If you’re looking for a good book for Women’s History Month (or beyond), look no further than the stellar list of authors who’ll be appearing at the Bay Area Book Festival this year. Many have recent releases that are more than relevant to women’s rights and history. Here are just a few of the notable authors you can meet at the Festival this June, and a look at some of their books that shed light on the experiences of women today and in the past.
In addition to being an English professor, editor, and commentator, Roxane Gay is a widely recognized author who is known for her 2014 book, Bad Feminist, and her more recent release, Difficult Women. Roxane’s next book, Hunger, which is due out later this year, examines issues surrounding weight and body image.
In Woman and Nature: The Roaring Inside Her, eco-feminist author Susan Griffin draws connections between the ways in which Western patriarchal societies have asserted power over both women and nature. The book has long been regarded as an important contribution to feminist literature.
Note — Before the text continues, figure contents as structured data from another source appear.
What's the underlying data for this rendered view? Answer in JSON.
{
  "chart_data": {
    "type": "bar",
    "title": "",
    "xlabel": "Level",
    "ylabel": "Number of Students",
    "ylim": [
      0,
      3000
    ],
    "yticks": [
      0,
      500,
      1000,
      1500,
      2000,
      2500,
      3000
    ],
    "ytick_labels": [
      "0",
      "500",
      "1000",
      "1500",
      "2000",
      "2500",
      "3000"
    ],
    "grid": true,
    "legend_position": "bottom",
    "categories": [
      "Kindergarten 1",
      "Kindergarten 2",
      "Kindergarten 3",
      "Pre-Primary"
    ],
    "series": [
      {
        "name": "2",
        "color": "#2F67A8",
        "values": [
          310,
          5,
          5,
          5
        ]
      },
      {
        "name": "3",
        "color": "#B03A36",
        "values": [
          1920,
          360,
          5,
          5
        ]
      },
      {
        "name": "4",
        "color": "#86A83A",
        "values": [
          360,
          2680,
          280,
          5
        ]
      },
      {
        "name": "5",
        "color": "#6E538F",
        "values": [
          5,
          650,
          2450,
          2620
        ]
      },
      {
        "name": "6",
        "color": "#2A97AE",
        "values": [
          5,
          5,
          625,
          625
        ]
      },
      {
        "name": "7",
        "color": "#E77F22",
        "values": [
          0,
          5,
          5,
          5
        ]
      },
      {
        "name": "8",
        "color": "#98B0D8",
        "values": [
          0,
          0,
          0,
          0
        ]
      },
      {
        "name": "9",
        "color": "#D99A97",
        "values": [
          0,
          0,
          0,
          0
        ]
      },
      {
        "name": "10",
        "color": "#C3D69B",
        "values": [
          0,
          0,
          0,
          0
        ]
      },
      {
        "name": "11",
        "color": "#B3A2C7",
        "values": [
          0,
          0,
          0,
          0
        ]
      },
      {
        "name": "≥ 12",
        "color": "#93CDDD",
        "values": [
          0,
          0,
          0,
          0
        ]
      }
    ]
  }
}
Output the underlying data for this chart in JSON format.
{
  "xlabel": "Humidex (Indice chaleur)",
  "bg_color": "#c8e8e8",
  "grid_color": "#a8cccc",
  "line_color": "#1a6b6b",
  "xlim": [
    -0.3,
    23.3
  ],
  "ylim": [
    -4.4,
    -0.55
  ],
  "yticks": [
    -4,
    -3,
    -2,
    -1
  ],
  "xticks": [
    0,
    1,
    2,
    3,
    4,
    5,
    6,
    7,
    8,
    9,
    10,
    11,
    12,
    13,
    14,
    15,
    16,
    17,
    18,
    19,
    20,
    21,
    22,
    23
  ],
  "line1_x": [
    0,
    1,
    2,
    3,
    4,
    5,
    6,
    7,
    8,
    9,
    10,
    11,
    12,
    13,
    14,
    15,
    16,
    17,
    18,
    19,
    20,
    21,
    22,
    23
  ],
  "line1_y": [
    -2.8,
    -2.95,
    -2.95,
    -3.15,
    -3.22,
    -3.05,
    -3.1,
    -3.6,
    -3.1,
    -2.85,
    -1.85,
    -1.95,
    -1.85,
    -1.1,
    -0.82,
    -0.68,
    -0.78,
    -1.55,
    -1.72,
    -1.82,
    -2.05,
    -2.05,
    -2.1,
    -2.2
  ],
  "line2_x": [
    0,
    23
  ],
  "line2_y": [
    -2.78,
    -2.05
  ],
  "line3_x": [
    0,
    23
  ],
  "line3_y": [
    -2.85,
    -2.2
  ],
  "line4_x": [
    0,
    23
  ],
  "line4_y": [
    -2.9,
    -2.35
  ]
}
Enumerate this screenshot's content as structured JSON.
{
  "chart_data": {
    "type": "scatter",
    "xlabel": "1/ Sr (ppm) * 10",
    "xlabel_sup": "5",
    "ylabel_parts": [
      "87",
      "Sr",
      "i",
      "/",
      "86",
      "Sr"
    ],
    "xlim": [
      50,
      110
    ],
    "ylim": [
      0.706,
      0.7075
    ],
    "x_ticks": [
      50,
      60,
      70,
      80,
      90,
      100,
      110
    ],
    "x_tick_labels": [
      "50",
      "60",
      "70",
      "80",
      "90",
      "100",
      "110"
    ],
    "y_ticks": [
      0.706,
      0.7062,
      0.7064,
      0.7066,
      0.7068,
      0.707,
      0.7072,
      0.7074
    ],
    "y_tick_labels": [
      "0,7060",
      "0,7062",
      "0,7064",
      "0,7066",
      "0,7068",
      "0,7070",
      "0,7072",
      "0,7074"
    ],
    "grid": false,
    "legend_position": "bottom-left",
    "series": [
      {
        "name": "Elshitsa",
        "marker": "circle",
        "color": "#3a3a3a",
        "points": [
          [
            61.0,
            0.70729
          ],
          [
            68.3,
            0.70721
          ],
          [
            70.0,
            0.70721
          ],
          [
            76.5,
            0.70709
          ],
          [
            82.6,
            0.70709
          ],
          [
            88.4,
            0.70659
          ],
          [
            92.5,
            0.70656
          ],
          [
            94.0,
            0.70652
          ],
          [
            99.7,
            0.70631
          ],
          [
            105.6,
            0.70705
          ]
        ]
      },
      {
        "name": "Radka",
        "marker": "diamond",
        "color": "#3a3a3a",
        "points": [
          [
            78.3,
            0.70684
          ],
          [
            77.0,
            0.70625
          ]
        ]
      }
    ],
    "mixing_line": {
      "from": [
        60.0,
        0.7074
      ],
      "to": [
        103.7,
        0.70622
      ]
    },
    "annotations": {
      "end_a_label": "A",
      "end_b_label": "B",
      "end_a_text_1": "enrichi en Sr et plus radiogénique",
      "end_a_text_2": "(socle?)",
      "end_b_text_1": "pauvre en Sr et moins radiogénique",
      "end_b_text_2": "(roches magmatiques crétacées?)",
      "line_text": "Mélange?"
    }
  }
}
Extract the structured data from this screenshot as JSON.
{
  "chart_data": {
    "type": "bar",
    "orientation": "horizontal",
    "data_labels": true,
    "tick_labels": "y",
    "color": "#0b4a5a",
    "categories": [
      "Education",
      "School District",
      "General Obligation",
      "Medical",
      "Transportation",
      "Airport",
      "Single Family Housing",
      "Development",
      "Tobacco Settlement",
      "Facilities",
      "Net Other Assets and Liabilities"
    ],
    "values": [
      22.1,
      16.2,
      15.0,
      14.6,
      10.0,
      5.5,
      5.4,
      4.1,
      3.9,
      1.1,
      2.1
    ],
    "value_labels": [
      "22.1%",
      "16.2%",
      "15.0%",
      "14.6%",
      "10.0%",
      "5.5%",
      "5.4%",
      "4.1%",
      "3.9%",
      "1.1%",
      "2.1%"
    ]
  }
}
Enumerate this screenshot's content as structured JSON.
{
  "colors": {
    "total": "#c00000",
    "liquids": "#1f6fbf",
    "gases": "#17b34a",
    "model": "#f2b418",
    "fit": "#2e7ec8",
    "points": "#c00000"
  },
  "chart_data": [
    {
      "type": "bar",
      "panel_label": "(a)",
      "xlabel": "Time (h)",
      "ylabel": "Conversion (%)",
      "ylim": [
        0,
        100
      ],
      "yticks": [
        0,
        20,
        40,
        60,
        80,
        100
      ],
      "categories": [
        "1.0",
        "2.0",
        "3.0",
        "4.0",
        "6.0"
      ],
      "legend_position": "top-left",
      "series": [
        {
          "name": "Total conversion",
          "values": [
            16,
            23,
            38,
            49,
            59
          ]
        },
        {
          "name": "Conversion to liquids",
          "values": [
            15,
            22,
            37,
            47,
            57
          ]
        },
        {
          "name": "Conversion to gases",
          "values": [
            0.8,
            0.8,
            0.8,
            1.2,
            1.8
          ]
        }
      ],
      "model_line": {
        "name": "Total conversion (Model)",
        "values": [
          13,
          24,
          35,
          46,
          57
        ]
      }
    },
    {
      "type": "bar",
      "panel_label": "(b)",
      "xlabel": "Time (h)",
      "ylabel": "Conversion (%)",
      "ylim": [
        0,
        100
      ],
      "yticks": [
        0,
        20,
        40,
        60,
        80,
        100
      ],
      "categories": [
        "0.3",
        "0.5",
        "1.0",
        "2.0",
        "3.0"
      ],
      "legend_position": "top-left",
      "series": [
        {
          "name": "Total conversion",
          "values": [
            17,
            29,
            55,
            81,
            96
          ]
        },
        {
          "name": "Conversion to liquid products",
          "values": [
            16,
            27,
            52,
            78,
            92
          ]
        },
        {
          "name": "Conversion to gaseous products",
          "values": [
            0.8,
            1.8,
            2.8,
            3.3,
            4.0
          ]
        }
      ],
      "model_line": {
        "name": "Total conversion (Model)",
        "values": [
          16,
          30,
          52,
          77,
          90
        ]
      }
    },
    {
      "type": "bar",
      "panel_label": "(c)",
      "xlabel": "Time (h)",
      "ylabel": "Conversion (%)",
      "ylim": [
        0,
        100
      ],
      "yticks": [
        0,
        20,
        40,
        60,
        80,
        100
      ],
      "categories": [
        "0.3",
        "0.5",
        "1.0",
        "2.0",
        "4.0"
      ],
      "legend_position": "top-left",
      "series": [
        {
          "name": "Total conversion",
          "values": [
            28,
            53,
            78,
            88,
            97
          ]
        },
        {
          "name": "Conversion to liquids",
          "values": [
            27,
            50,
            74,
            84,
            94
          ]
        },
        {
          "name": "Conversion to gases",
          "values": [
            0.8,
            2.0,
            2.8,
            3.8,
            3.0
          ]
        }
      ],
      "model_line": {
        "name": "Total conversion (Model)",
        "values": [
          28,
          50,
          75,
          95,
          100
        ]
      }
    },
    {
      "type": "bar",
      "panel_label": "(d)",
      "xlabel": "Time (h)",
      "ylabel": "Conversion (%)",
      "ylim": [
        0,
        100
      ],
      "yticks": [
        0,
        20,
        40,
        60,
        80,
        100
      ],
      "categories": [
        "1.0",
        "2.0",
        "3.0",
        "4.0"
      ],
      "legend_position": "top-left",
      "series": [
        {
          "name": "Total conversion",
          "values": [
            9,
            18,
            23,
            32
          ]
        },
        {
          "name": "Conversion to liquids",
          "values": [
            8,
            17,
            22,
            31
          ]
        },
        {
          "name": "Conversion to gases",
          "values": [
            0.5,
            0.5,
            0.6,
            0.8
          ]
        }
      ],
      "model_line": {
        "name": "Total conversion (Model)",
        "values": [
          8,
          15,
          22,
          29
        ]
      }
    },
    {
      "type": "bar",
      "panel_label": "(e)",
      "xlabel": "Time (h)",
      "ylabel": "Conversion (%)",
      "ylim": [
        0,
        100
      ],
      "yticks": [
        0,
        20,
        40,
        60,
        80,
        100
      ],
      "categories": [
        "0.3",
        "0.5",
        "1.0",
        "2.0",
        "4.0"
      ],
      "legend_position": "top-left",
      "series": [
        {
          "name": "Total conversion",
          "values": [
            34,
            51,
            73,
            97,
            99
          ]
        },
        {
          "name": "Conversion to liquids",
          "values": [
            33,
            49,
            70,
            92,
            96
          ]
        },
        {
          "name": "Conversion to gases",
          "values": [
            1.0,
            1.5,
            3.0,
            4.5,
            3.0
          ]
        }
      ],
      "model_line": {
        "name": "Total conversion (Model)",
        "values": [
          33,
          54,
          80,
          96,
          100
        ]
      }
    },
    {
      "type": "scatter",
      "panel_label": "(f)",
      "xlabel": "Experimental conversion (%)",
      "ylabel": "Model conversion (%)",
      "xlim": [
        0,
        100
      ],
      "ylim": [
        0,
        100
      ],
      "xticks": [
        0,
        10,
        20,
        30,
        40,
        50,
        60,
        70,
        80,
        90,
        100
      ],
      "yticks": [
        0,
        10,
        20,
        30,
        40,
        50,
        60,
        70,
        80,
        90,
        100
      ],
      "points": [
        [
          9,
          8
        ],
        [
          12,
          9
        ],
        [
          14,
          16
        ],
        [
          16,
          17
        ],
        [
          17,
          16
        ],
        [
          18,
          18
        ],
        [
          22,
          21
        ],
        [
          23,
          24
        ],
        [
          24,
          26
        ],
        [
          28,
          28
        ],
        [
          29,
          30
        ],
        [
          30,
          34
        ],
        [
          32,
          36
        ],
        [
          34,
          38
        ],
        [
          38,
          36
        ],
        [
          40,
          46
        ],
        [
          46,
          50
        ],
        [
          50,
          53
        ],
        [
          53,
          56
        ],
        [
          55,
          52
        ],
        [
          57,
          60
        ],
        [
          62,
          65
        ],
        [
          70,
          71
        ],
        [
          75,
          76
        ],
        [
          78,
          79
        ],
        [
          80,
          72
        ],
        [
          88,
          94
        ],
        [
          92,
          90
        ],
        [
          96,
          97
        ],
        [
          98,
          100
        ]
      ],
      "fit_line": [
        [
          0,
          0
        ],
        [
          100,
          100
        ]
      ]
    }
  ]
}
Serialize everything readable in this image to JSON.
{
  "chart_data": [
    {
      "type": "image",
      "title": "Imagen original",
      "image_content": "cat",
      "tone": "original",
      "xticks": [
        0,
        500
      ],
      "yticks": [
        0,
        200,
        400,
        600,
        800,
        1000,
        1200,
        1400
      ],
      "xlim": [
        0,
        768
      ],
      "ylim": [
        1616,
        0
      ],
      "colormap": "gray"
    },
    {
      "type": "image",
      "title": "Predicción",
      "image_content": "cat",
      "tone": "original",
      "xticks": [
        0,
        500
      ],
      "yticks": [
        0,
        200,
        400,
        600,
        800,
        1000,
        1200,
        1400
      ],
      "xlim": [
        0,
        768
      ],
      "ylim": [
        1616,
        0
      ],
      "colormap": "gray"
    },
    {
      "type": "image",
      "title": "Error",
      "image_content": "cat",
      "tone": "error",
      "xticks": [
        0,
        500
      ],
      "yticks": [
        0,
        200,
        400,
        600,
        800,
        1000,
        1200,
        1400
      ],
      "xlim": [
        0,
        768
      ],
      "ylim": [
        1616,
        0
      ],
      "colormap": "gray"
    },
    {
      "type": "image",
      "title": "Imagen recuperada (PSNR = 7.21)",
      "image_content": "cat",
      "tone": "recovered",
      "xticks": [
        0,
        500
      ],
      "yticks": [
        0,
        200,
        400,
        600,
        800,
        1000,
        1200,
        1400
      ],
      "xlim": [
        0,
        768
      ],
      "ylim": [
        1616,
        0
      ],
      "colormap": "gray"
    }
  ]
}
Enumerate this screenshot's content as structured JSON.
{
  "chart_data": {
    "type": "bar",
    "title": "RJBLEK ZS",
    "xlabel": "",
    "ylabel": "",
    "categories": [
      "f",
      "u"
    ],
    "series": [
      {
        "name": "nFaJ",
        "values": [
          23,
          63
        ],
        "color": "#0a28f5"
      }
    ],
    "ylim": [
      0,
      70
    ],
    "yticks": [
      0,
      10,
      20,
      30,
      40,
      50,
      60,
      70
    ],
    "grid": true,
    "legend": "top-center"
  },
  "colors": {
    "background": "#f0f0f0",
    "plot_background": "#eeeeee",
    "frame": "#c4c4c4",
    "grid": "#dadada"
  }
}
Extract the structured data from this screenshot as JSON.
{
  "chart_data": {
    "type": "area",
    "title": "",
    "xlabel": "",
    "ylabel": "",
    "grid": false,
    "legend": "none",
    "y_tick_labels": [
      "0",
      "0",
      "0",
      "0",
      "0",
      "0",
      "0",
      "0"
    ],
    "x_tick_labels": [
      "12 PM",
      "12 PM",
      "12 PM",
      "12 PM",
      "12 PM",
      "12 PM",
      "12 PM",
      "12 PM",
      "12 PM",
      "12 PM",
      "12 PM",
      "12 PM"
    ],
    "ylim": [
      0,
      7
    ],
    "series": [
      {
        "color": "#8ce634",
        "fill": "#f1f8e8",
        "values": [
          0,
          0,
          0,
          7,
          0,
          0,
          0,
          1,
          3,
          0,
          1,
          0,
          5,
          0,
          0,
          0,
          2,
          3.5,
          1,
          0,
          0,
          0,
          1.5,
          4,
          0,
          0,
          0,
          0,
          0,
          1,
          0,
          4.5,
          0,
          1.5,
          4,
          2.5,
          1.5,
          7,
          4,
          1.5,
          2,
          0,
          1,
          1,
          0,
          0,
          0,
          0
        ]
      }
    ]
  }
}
UC Berkeley Sociology professor Arlie Hochschild gained national attention with her groundbreaking books The Second Shift: Working Families and the Revolution at Home and Global Woman: Nannies, Maids, and Sex Workers in the New Economy. Her latest release, Strangers in Their Own Land, examines America’s political divisions and why those who benefit from “big government” are so often opposed to the idea.
In her book Broad Strokes: 15 Women Who Made Art and Made History (in That Order), art historian Bridget Quinn profiles brilliant female artists who have often been overlooked. With illustrations by Lisa Congdon, Broad Strokes provides an enjoyable and educational look at the inspiring lives and careers of women who’ve made their mark, from the Renaissance to Abstract Expressionism.
Lindy West is an outspoken writer and feminist whose 2016 best-selling book Shrill: Notes From a Loud Woman garnered critical acclaim and plenty of literary awards. In this book and other writings, West offers her witty and personal take on everything from cyber bullying to fat shaming.